Шрифт:
Интервал:
Закладка:
Ребенок, которого постоянно наказывают, неизбежно будет чувствовать себя виноватым, и я считала себя очень злой. Иногда мне бывало стыдно, но вскоре я уверилась в своей безнадежности и в том, что меня ждет жизнь греха и быть мне заикой вечно. Отец всегда наказывал меня более жестоко, чем, как мне казалось, я того заслуживала, и я считала это расплатой за еще несовершенные преступления, некий аванс, и впоследствии чувствовала себя обязанной эти преступления совершить. К примеру, я следила за родителями через трещину в потолке их спальни, предварительно расширив ее пилкой для ногтей; слежка эта была довольно скучным занятием, но меня приободряла уверенность, что отец пришел бы в ярость, узнай он о том, что я знаю то, чего знать не должна. В другой раз я спрятала приобретенный отцом за баснословную сумму комок амбры в глубь выдвижного ящика на кухне, и он пролежал там много лет, наполняя кухню таинственным ароматом. Я могла поменять местами проводки на новом приборе. Таким образом я отрабатывала свой аванс. Порой, совершив что-нибудь особо преступное, я испытывала угрызения совести, чувствуя, что перегнула палку, и нарочно провоцировала отца наказать меня (в тех редких случаях, когда у него самого не находилось причин это сделать). При этом я испытывала такое чувство собственного превосходства и контроля над ним, что готова была терпеть любую боль. Эта система работала до тех пор, пока я по глупости не показала ему, что стала равнодушна к боли, которую он мне причиняет. Тогда он стал искать другие способы наказать меня и нашел их.
Мои первые кролики принадлежали не мне, а отцу, и предназначались в пищу. Когда он убивал их, я горевала, но не сильно, ведь с нашей первой встречи понимала, что им предстоит стать рагу, и осознавала уготованную им судьбу. Но перед смертью эти кролики умудрились расплодиться, и я уговорила отца отдать новое поколение мне на воспитание. К тому времени его интерес к кролиководству угас, и он согласился.
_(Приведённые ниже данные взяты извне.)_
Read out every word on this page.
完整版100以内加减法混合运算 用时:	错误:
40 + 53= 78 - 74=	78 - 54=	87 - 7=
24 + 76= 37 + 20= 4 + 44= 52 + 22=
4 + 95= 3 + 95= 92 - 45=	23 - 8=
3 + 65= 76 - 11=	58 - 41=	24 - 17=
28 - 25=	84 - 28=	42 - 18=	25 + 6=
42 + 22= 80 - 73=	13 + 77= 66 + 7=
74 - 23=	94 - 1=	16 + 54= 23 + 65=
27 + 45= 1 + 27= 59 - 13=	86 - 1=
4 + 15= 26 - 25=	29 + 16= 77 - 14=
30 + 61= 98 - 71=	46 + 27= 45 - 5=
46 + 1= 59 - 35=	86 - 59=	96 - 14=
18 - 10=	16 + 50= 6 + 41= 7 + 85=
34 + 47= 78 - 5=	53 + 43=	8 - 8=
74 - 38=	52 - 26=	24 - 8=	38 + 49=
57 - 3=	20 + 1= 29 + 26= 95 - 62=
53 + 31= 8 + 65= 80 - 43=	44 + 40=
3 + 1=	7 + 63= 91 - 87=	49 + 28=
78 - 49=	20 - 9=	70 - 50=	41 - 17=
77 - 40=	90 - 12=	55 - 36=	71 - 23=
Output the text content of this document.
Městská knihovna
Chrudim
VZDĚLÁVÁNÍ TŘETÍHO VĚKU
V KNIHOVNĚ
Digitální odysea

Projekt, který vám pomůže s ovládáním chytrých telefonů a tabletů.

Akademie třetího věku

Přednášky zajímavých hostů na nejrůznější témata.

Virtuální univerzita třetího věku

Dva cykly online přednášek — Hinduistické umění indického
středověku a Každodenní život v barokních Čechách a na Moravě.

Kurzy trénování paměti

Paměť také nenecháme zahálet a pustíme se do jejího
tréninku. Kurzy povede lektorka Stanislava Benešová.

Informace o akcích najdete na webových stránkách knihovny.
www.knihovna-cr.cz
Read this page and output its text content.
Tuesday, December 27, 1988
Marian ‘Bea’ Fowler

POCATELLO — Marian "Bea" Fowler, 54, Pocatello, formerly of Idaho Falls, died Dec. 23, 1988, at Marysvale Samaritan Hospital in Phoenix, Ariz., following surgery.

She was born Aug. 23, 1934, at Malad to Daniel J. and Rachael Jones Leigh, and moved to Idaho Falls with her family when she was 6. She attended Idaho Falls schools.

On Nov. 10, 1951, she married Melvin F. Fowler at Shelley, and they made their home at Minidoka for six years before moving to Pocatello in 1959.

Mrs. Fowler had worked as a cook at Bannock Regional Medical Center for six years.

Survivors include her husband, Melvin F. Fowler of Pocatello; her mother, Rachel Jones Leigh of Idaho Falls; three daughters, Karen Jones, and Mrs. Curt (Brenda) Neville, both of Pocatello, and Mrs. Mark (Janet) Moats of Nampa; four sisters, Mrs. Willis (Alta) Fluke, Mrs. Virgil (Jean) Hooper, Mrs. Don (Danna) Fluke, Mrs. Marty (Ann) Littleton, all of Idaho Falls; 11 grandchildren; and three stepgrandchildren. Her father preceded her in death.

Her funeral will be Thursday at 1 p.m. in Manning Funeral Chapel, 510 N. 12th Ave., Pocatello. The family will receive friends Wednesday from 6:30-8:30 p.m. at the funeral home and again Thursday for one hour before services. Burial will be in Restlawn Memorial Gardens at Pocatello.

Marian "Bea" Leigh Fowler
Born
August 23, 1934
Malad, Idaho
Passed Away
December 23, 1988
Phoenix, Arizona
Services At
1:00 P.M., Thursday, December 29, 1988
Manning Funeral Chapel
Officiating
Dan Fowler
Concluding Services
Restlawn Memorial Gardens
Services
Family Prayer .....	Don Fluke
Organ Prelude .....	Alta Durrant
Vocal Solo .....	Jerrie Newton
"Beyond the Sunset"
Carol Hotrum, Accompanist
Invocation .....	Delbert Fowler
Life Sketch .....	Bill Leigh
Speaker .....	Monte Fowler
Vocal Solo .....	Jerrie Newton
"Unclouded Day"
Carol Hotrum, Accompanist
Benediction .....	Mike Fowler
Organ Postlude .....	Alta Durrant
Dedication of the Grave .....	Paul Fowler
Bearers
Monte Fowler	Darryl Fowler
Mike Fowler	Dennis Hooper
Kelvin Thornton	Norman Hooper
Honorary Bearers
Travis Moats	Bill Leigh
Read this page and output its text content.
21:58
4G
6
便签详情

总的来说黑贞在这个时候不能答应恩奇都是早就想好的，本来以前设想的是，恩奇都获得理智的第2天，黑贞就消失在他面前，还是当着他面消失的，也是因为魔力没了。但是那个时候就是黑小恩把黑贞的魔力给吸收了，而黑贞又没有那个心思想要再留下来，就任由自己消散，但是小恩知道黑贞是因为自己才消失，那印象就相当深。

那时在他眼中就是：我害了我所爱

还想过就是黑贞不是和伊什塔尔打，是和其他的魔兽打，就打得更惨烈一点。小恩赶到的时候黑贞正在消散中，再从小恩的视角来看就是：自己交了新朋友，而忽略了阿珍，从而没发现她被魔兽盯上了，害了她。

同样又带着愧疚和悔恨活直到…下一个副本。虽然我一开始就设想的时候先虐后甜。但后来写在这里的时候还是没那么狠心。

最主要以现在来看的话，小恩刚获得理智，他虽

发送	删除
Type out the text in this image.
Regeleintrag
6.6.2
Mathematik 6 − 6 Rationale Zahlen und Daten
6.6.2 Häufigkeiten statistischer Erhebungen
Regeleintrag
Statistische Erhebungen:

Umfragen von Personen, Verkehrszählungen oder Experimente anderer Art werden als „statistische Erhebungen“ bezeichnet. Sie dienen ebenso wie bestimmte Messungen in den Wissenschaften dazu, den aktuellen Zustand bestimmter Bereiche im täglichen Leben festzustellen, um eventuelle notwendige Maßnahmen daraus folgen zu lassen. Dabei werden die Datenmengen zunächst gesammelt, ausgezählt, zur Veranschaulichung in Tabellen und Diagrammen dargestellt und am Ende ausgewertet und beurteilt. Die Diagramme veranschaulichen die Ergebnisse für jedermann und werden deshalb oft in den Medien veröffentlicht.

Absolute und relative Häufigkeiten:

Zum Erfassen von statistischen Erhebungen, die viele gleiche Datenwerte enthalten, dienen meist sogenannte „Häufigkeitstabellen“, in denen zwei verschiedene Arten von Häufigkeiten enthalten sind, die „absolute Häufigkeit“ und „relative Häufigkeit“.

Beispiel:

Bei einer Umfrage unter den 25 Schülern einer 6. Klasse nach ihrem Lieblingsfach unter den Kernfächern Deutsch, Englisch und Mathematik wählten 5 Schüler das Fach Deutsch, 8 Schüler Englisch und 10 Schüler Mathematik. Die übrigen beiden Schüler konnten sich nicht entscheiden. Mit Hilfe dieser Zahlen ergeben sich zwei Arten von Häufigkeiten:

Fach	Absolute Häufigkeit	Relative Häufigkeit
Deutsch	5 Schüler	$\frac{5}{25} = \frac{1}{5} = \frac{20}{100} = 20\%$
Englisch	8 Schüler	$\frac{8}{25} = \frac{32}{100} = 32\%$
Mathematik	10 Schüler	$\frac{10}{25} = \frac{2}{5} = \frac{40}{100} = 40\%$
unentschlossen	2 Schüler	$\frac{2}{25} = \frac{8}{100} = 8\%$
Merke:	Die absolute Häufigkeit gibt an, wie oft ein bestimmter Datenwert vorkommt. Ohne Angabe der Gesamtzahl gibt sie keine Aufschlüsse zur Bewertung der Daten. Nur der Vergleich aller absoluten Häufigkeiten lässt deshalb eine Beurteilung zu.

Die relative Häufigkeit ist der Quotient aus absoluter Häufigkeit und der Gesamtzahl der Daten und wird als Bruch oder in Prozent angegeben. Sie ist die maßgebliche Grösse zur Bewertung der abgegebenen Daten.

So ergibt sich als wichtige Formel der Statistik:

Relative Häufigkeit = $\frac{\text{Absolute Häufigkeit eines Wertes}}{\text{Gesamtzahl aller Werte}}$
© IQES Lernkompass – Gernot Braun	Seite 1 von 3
Тот, кому нет дела ни до чего и ни до кого, даже до себя, становится неуязвимым. Так думала я и вела себя соответствующе. Своих любимчиков я прятала, но когда их находили и отдавали нашему слуге Люциусу, который убивал и свежевал их, я заставляла себя на это смотреть, превратив это в своего рода мрачную игру. Таким образом я учила себя толстокожести и думала, что меня уже ничто не ранит. Но потом появился Зайцелот и стал оружием, которое я сама вложила в руки отца. Толстый, пушистый, ленивый и вислоухий, он не выглядел как оружие, но я его любила, хоть виду и не подавала.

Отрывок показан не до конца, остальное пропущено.